The love of old things is a way of respecting time.Wu Ming-Yi, The Stolen Bicycle
In 1960, Presidential candidates Kennedy and Nixon took part in the first televised debate, the twist was the dance craze, Psycho and The Entertainer were playing at the movies, Perry Mason was a hit TV show and To Kill a Mockingbird, by Harper Lee, was the book everyone was talking about. That’s my first memory of my grandmother wearing the red jacket I have on in this photo. I can close my eyes and see her putting it on as she got ready to walk to the post office or The Newsstand, the town soda shop and local meeting place.

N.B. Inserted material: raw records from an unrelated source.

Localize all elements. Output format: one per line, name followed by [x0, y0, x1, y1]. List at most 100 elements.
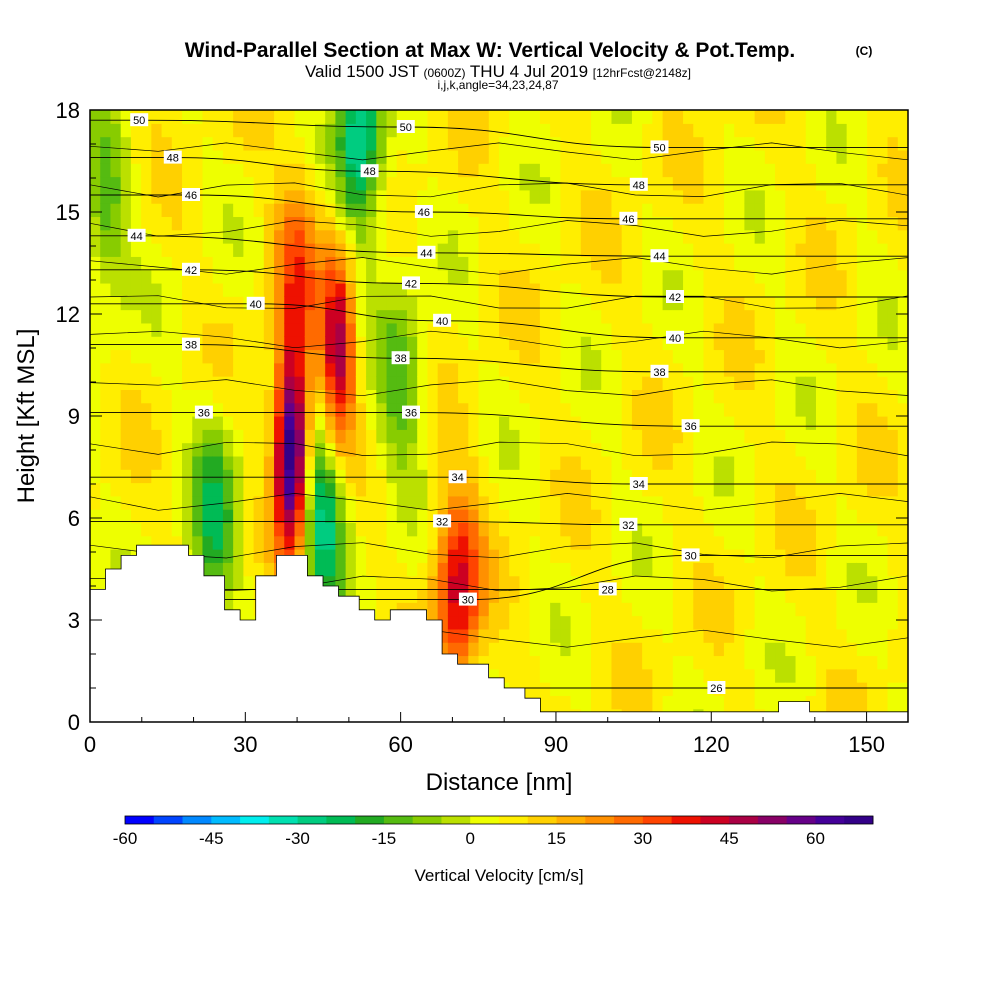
velocity-cell: [304, 322, 316, 337]
velocity-cell: [478, 229, 490, 244]
velocity-cell: [499, 216, 510, 231]
velocity-cell: [621, 695, 633, 710]
velocity-cell: [723, 389, 735, 404]
velocity-cell: [437, 482, 449, 497]
velocity-cell: [713, 628, 725, 643]
velocity-cell: [130, 535, 142, 550]
velocity-cell: [795, 509, 807, 524]
velocity-cell: [447, 349, 459, 364]
theta-label-bg: [182, 262, 200, 276]
velocity-cell: [427, 549, 439, 563]
velocity-cell: [836, 229, 848, 244]
velocity-cell: [795, 296, 807, 311]
velocity-cell: [529, 642, 541, 657]
velocity-cell: [652, 229, 664, 244]
velocity-cell: [867, 389, 878, 404]
velocity-cell: [171, 296, 183, 311]
velocity-cell: [202, 376, 214, 390]
velocity-cell: [345, 110, 357, 124]
velocity-cell: [560, 562, 572, 577]
velocity-cell: [468, 429, 480, 444]
colorbar-swatch: [211, 816, 241, 824]
velocity-cell: [683, 123, 694, 138]
velocity-cell: [488, 296, 500, 311]
velocity-cell: [263, 256, 275, 271]
velocity-cell: [601, 416, 613, 430]
velocity-cell: [345, 442, 357, 457]
velocity-cell: [550, 668, 561, 683]
velocity-cell: [734, 322, 746, 337]
velocity-cell: [212, 243, 224, 257]
velocity-cell: [836, 695, 848, 710]
velocity-cell: [744, 123, 756, 138]
velocity-cell: [192, 429, 204, 444]
velocity-cell: [775, 282, 786, 297]
velocity-cell: [621, 282, 633, 297]
velocity-cell: [437, 216, 449, 231]
velocity-cell: [815, 522, 827, 537]
velocity-cell: [417, 309, 429, 324]
velocity-cell: [764, 455, 776, 470]
velocity-cell: [192, 282, 204, 297]
velocity-cell: [233, 149, 244, 164]
velocity-cell: [406, 216, 418, 231]
velocity-cell: [447, 642, 459, 657]
velocity-cell: [182, 349, 193, 364]
velocity-cell: [580, 176, 592, 191]
velocity-cell: [723, 642, 735, 657]
velocity-cell: [785, 136, 797, 151]
velocity-cell: [355, 336, 367, 351]
velocity-cell: [887, 482, 899, 497]
velocity-cell: [263, 389, 275, 404]
velocity-cell: [764, 602, 776, 617]
velocity-cell: [877, 495, 889, 510]
velocity-cell: [591, 189, 602, 204]
velocity-cell: [734, 309, 746, 324]
velocity-cell: [366, 416, 377, 430]
velocity-cell: [243, 602, 255, 617]
velocity-cell: [263, 482, 275, 497]
velocity-cell: [652, 655, 664, 670]
velocity-cell: [427, 469, 439, 484]
velocity-cell: [683, 482, 694, 497]
velocity-cell: [672, 429, 684, 444]
velocity-cell: [345, 229, 357, 244]
velocity-cell: [570, 455, 582, 470]
theta-label-bg: [246, 296, 265, 310]
velocity-cell: [243, 349, 255, 364]
velocity-cell: [785, 149, 797, 164]
velocity-cell: [877, 535, 889, 550]
velocity-cell: [130, 336, 142, 351]
velocity-cell: [366, 123, 377, 138]
velocity-cell: [335, 189, 347, 204]
velocity-cell: [570, 588, 582, 603]
velocity-cell: [856, 376, 868, 390]
velocity-cell: [662, 575, 674, 590]
velocity-cell: [345, 575, 357, 590]
velocity-cell: [867, 402, 878, 417]
velocity-cell: [447, 136, 459, 151]
velocity-cell: [805, 522, 817, 537]
velocity-cell: [570, 429, 582, 444]
velocity-cell: [754, 149, 766, 164]
velocity-cell: [417, 322, 429, 337]
colorbar-tick-label: 15: [547, 829, 566, 848]
velocity-cell: [867, 655, 878, 670]
velocity-cell: [417, 389, 429, 404]
velocity-cell: [222, 189, 234, 204]
velocity-cell: [345, 495, 357, 510]
velocity-cell: [560, 509, 572, 524]
velocity-cell: [642, 509, 653, 524]
velocity-cell: [345, 296, 357, 311]
velocity-cell: [243, 522, 255, 537]
velocity-cell: [662, 402, 674, 417]
velocity-cell: [447, 509, 459, 524]
velocity-cell: [856, 642, 868, 657]
velocity-cell: [754, 136, 766, 151]
velocity-cell: [294, 309, 306, 324]
velocity-cell: [631, 668, 643, 683]
velocity-cell: [754, 575, 766, 590]
velocity-cell: [274, 189, 285, 204]
velocity-cell: [171, 203, 183, 218]
velocity-cell: [785, 509, 797, 524]
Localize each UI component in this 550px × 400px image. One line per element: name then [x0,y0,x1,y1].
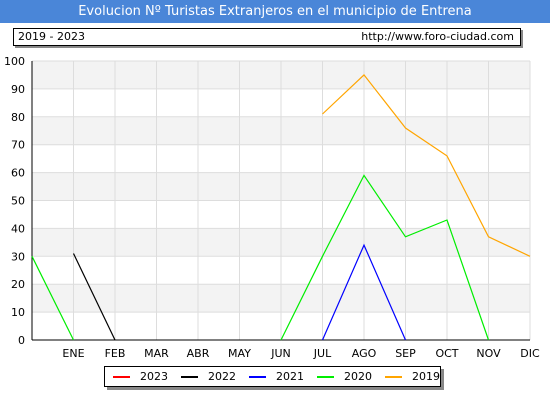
y-tick-label: 90 [11,83,25,96]
legend-label: 2022 [208,370,236,383]
legend-label: 2019 [412,370,440,383]
legend-swatch [385,376,402,378]
y-tick-label: 50 [11,195,25,208]
y-tick-label: 30 [11,250,25,263]
legend: 2023 2022 2021 2020 2019 [104,366,441,387]
y-tick-labels: 0 10 20 30 40 50 60 70 80 90 100 [4,55,25,347]
series-line-2020 [280,174,490,341]
series-lines [31,74,531,341]
x-tick-label: NOV [476,347,501,360]
y-tick-label: 100 [4,55,25,68]
grid-lines [32,60,531,341]
x-tick-label: JUL [313,347,332,360]
y-tick-label: 40 [11,222,25,235]
x-tick-label: ABR [187,347,210,360]
y-tick-label: 10 [11,306,25,319]
legend-swatch [317,376,334,378]
y-tick-label: 20 [11,278,25,291]
x-tick-label: ENE [62,347,84,360]
x-tick-label: OCT [435,347,458,360]
series-line-2021 [321,243,407,341]
series-line-2019 [322,74,531,257]
source-url[interactable]: http://www.foro-ciudad.com [361,30,514,43]
x-tick-label: MAR [144,347,169,360]
chart-title: Evolucion Nº Turistas Extranjeros en el … [0,0,550,23]
y-tick-label: 70 [11,139,25,152]
legend-swatch [181,376,198,378]
x-tick-labels: ENE FEB MAR ABR MAY JUN JUL AGO SEP OCT NOV DIC [62,347,540,360]
series-line-2020 [31,256,75,341]
period-box: 2019 - 2023 http://www.foro-ciudad.com [13,28,521,46]
legend-label: 2023 [140,370,168,383]
series-line-2022 [72,253,116,341]
x-tick-label: JUN [270,347,291,360]
x-tick-label: AGO [352,347,377,360]
x-tick-label: SEP [395,347,416,360]
y-tick-label: 0 [18,334,25,347]
x-tick-label: DIC [520,347,540,360]
legend-swatch [249,376,266,378]
y-tick-label: 80 [11,111,25,124]
x-tick-label: MAY [228,347,251,360]
x-tick-label: FEB [105,347,126,360]
legend-label: 2021 [276,370,304,383]
y-tick-label: 60 [11,167,25,180]
legend-swatch [113,376,130,378]
legend-label: 2020 [344,370,372,383]
period-label: 2019 - 2023 [18,30,85,43]
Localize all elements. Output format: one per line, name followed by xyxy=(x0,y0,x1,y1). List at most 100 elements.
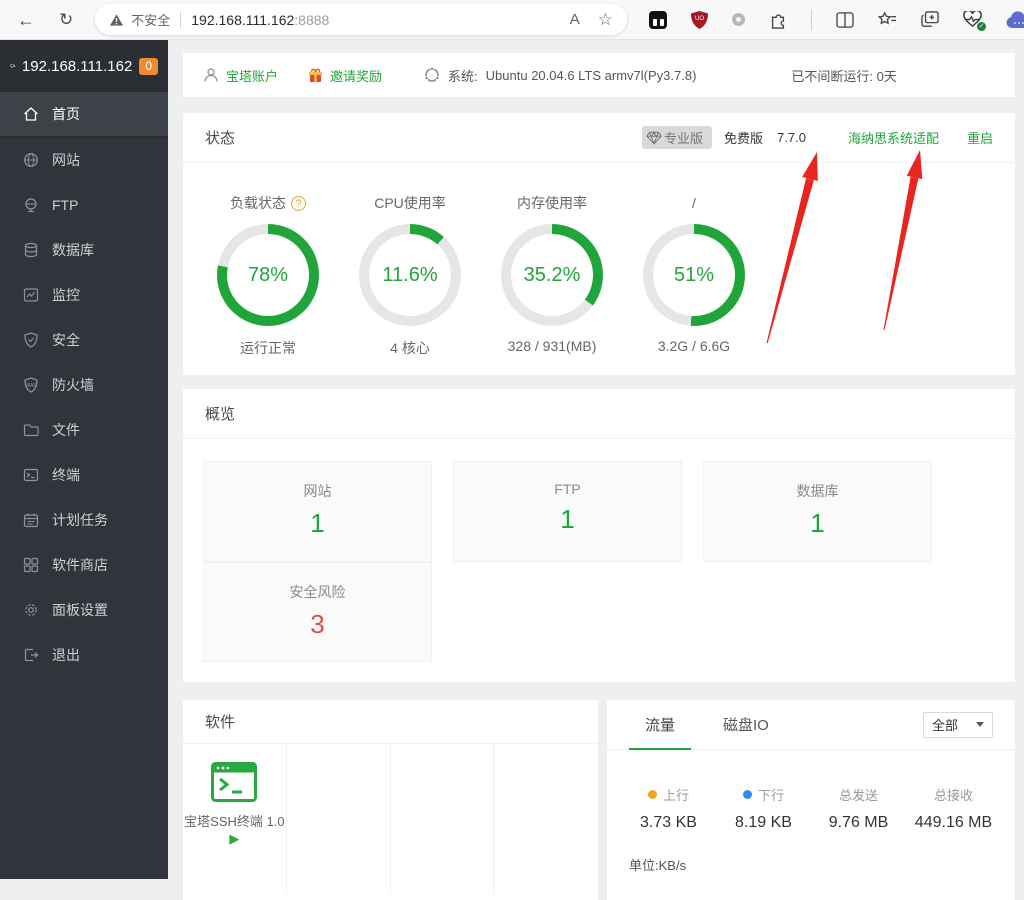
traffic-header: 流量 磁盘IO 全部 xyxy=(607,700,1015,750)
address-bar[interactable]: 不安全 192.168.111.162 :8888 A ☆ xyxy=(95,4,627,35)
software-cell-empty xyxy=(287,744,391,893)
svg-text:UO: UO xyxy=(695,16,704,22)
sidebar-item-security[interactable]: 安全 xyxy=(0,317,168,362)
message-count-badge[interactable]: 0 xyxy=(139,57,158,75)
sidebar: 192.168.111.162 0 首页 网站 FTP 数据库 监控 安全 WA… xyxy=(0,40,168,879)
overview-value: 3 xyxy=(310,609,325,639)
address-divider xyxy=(180,11,182,28)
software-app-ssh-terminal[interactable]: 宝塔SSH终端 1.0 ▶ xyxy=(183,744,286,847)
browser-essentials-icon[interactable]: ✓ xyxy=(963,11,986,31)
stat-downstream: 下行 8.19 KB xyxy=(716,785,811,832)
sidebar-item-label: 首页 xyxy=(52,106,80,122)
sidebar-item-label: 数据库 xyxy=(52,241,94,258)
terminal-icon xyxy=(23,468,39,481)
version-label: 7.7.0 xyxy=(777,130,806,145)
sidebar-item-settings[interactable]: 面板设置 xyxy=(0,587,168,632)
sidebar-item-terminal[interactable]: 终端 xyxy=(0,452,168,497)
gauge-memory: 内存使用率 35.2% 328 / 931(MB) xyxy=(481,193,623,358)
globe-icon xyxy=(24,152,38,167)
top-info-bar: 宝塔账户 邀请奖励 系统: Ubuntu 20.04.6 LTS armv7l(… xyxy=(183,53,1015,97)
back-button[interactable]: ← xyxy=(17,9,35,30)
overview-label: 数据库 xyxy=(796,483,839,499)
software-cell-empty xyxy=(494,744,598,893)
traffic-stats: 上行 3.73 KB 下行 8.19 KB 总发送 9.76 MB 总接收 44… xyxy=(607,750,1015,832)
stat-value: 8.19 KB xyxy=(735,814,792,831)
gauge-ring[interactable]: 11.6% xyxy=(359,224,461,326)
shield-check-icon xyxy=(24,331,38,348)
sidebar-item-label: 网站 xyxy=(52,151,80,168)
sidebar-item-logout[interactable]: 退出 xyxy=(0,632,168,677)
gauge-title: 负载状态 xyxy=(230,195,286,211)
not-secure-warning-icon xyxy=(110,13,124,26)
copilot-cloud-icon[interactable] xyxy=(1006,10,1024,29)
invite-reward-link[interactable]: 邀请奖励 xyxy=(308,66,382,85)
gauge-title: CPU使用率 xyxy=(374,195,446,211)
stat-value: 3.73 KB xyxy=(640,814,697,831)
overview-header: 概览 xyxy=(183,389,1015,439)
gauge-ring[interactable]: 51% xyxy=(643,224,745,326)
tab-duplicate-icon[interactable] xyxy=(921,11,939,28)
home-icon xyxy=(24,107,38,121)
refresh-button[interactable]: ↻ xyxy=(59,10,74,29)
software-run-icon[interactable]: ▶ xyxy=(229,831,240,846)
sidebar-item-monitor[interactable]: 监控 xyxy=(0,272,168,317)
sidebar-item-ftp[interactable]: FTP xyxy=(0,182,168,227)
tab-traffic[interactable]: 流量 xyxy=(629,700,692,750)
read-aloud-icon[interactable]: A xyxy=(569,11,580,28)
sidebar-server-header[interactable]: 192.168.111.162 0 xyxy=(0,40,168,92)
bt-account-label: 宝塔账户 xyxy=(226,68,279,84)
pro-badge-label: 专业版 xyxy=(664,131,704,146)
chevron-down-icon xyxy=(976,722,984,727)
ublock-shield-icon[interactable]: UO xyxy=(691,10,708,29)
split-screen-icon[interactable] xyxy=(836,11,854,28)
gauge-sub: 328 / 931(MB) xyxy=(507,338,597,354)
down-dot-icon xyxy=(742,790,752,799)
hinas-adapt-link[interactable]: 海纳思系统适配 xyxy=(847,131,939,146)
interface-filter-select[interactable]: 全部 xyxy=(923,711,993,738)
pro-version-badge[interactable]: 专业版 xyxy=(642,126,713,149)
sidebar-item-home[interactable]: 首页 xyxy=(0,92,168,137)
ring-extension-icon[interactable] xyxy=(732,13,745,26)
sidebar-item-firewall[interactable]: WAF 防火墙 xyxy=(0,362,168,407)
server-ip-label: 192.168.111.162 xyxy=(21,57,133,75)
sidebar-item-label: 面板设置 xyxy=(52,601,108,618)
system-label: 系统: xyxy=(448,68,478,84)
bt-account-link[interactable]: 宝塔账户 xyxy=(203,66,278,85)
sidebar-item-files[interactable]: 文件 xyxy=(0,407,168,452)
server-monitor-icon xyxy=(10,64,15,68)
favorite-star-icon[interactable]: ☆ xyxy=(597,9,613,29)
gift-icon xyxy=(309,68,323,82)
restart-link[interactable]: 重启 xyxy=(966,131,993,146)
edition-label: 免费版 xyxy=(724,131,764,146)
overview-card-database[interactable]: 数据库 1 xyxy=(703,461,932,562)
sidebar-item-appstore[interactable]: 软件商店 xyxy=(0,542,168,587)
sidebar-item-website[interactable]: 网站 xyxy=(0,137,168,182)
gauge-value: 11.6% xyxy=(369,234,451,316)
ssh-terminal-app-icon xyxy=(211,762,258,802)
gauge-load: 负载状态 ? 78% 运行正常 xyxy=(197,193,339,358)
dark-extension-icon[interactable] xyxy=(649,10,667,29)
sidebar-item-cron[interactable]: 计划任务 xyxy=(0,497,168,542)
stat-label: 总接收 xyxy=(933,788,973,803)
stat-label: 上行 xyxy=(662,788,689,803)
ftp-icon xyxy=(25,197,37,212)
overview-card-security-risk[interactable]: 安全风险 3 xyxy=(203,562,432,662)
gauge-title: / xyxy=(692,195,696,211)
up-dot-icon xyxy=(647,790,657,799)
help-icon[interactable]: ? xyxy=(291,195,306,211)
gauge-value: 35.2% xyxy=(511,234,593,316)
tab-disk-io[interactable]: 磁盘IO xyxy=(723,717,769,734)
app-grid-icon xyxy=(23,557,39,572)
overview-card-ftp[interactable]: FTP 1 xyxy=(453,461,682,562)
diamond-icon xyxy=(646,130,662,145)
sidebar-item-label: 退出 xyxy=(52,646,80,663)
gauge-ring[interactable]: 78% xyxy=(217,224,319,326)
sidebar-item-database[interactable]: 数据库 xyxy=(0,227,168,272)
puzzle-extension-icon[interactable] xyxy=(769,11,787,29)
favorites-list-icon[interactable] xyxy=(878,11,897,28)
sidebar-item-label: 防火墙 xyxy=(52,376,94,393)
software-grid: 宝塔SSH终端 1.0 ▶ xyxy=(183,744,598,893)
invite-reward-label: 邀请奖励 xyxy=(330,68,383,84)
overview-card-website[interactable]: 网站 1 xyxy=(203,461,432,562)
gauge-ring[interactable]: 35.2% xyxy=(501,224,603,326)
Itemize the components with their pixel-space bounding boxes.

Yes, I still wear my grandmother’s red jacket. She and I are about the same size, it’s still in beautiful condition and is one of those pieces that will never go out of style. When I put it on I get a sense that she is here with me. It’s the same feeling I have when I use my great-grandmother’s silverware to set the table. It’s a link to the past. Memories of long ago.
I know that family heirlooms have fallen out of fashion. Today’s generation doesn’t want to be weighed down by the past. The bigger story of what that crystal vase or silver tea service represents is lost. Tastes change. One day antiques and vintage pieces will be in vogue again. Unfortunately, by that time much family history may be gone.